A perineoplasty typically only requires local anesthesia and is done on an outpatient basis. The patient will be positioned on a table with the legs spread. The incisions done during a perineoplasty will vary depending on the needs. The procedure may be performed with either a traditional scalpel or with lasers. Typically, incisions will be made in a V-shaped pattern within the vaginal mucosa. Excess skin and any scar tissue is excised.
Internal and external closure of the vaginal mucous and perineal muscles are performed to achieve a tighter appearance and function of the perineum.
Patients can expect to return to work after 1 week.
The incision must be kept clean and dry. Stitches will dissolve by themselves in about two weeks.
The material (s) used is the suture which dissolves slowly (within 6-8 weeks).
After the surgery, you may have all kinds of food, with the exceptions of alcoholic drinks, pickled food, and smoking for about 2 weeks.
Patients are cautioned to refrain from sexual intercourse for about 6 weeks.

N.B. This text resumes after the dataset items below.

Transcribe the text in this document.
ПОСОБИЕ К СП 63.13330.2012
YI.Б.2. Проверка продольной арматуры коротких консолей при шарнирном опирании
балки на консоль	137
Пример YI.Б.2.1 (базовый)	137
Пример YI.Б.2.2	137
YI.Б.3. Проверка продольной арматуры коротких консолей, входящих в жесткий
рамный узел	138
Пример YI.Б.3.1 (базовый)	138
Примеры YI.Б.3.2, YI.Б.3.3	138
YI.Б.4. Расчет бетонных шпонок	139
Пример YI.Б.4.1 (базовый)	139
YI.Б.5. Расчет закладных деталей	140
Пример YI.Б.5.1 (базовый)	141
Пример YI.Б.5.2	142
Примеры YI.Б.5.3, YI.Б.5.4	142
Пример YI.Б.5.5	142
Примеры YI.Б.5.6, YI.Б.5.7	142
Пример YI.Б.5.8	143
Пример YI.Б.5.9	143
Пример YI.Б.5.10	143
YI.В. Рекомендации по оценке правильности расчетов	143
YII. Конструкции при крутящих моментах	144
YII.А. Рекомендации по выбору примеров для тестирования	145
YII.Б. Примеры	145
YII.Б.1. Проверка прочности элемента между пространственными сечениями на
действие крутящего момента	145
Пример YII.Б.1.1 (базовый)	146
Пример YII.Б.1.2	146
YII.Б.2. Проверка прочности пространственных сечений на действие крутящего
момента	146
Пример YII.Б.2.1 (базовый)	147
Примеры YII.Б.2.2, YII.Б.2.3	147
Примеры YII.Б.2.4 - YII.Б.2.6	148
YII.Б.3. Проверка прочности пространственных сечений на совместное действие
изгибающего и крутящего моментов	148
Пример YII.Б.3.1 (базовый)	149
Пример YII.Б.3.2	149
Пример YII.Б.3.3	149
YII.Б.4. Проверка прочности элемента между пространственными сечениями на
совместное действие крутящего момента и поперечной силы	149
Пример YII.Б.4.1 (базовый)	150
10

It is recommended that any strenuous activity such a bicycling, horseback riding, heavy lifting, or stretching be avoided during this time as well.

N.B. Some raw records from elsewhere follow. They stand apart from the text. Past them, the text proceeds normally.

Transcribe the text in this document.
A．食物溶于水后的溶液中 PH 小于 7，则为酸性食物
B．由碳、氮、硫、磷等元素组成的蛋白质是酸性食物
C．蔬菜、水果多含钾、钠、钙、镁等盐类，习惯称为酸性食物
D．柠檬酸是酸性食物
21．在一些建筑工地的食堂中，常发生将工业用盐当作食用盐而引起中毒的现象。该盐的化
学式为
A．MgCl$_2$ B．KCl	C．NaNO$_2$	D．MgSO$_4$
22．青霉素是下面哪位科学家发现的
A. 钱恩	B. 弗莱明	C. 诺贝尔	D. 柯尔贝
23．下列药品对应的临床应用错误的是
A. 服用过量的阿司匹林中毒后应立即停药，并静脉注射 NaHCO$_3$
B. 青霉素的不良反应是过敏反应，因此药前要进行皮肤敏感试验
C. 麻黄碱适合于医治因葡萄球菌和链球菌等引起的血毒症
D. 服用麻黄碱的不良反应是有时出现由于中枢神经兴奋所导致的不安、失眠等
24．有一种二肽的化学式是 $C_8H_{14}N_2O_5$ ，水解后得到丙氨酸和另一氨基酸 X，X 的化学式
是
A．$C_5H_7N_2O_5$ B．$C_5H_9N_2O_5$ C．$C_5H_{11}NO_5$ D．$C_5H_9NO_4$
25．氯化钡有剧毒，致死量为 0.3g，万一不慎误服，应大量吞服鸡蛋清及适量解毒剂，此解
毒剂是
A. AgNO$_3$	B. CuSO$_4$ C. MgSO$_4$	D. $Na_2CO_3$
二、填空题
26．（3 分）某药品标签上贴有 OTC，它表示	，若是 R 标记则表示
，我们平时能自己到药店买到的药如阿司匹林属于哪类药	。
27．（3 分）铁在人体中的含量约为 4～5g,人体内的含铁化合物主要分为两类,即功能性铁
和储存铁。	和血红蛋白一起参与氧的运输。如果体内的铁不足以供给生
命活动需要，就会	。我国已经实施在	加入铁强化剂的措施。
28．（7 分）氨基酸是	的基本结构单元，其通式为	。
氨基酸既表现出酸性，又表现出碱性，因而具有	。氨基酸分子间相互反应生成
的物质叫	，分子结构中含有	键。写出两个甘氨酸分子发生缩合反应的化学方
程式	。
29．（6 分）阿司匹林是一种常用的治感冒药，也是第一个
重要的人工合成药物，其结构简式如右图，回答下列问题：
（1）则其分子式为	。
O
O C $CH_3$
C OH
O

Tampons should not be used.
It is important to drink lots of water and increase fiber intake during this time to avoid constipation.
Results are noticeable immediately.
After the first 2 weeks to 4 weeks after the surgery, the surgical wound is expected to heal appropriately, you may start your usual activities gradually. After 4 weeks of the surgery, you may do your usual activities. Relaxing exercises and lifting light weights are permitted. However, you should refrain from running, soaking in the bathtub, swimming, heavy lifting, cycling, other heavy activities, and sexual intercourse for 6-8 weeks after the surgery.
Possible complications may include:
Signs of infection
Constipation not relieved through fiber intake
Vaginal discharge accompanied by a foul odor.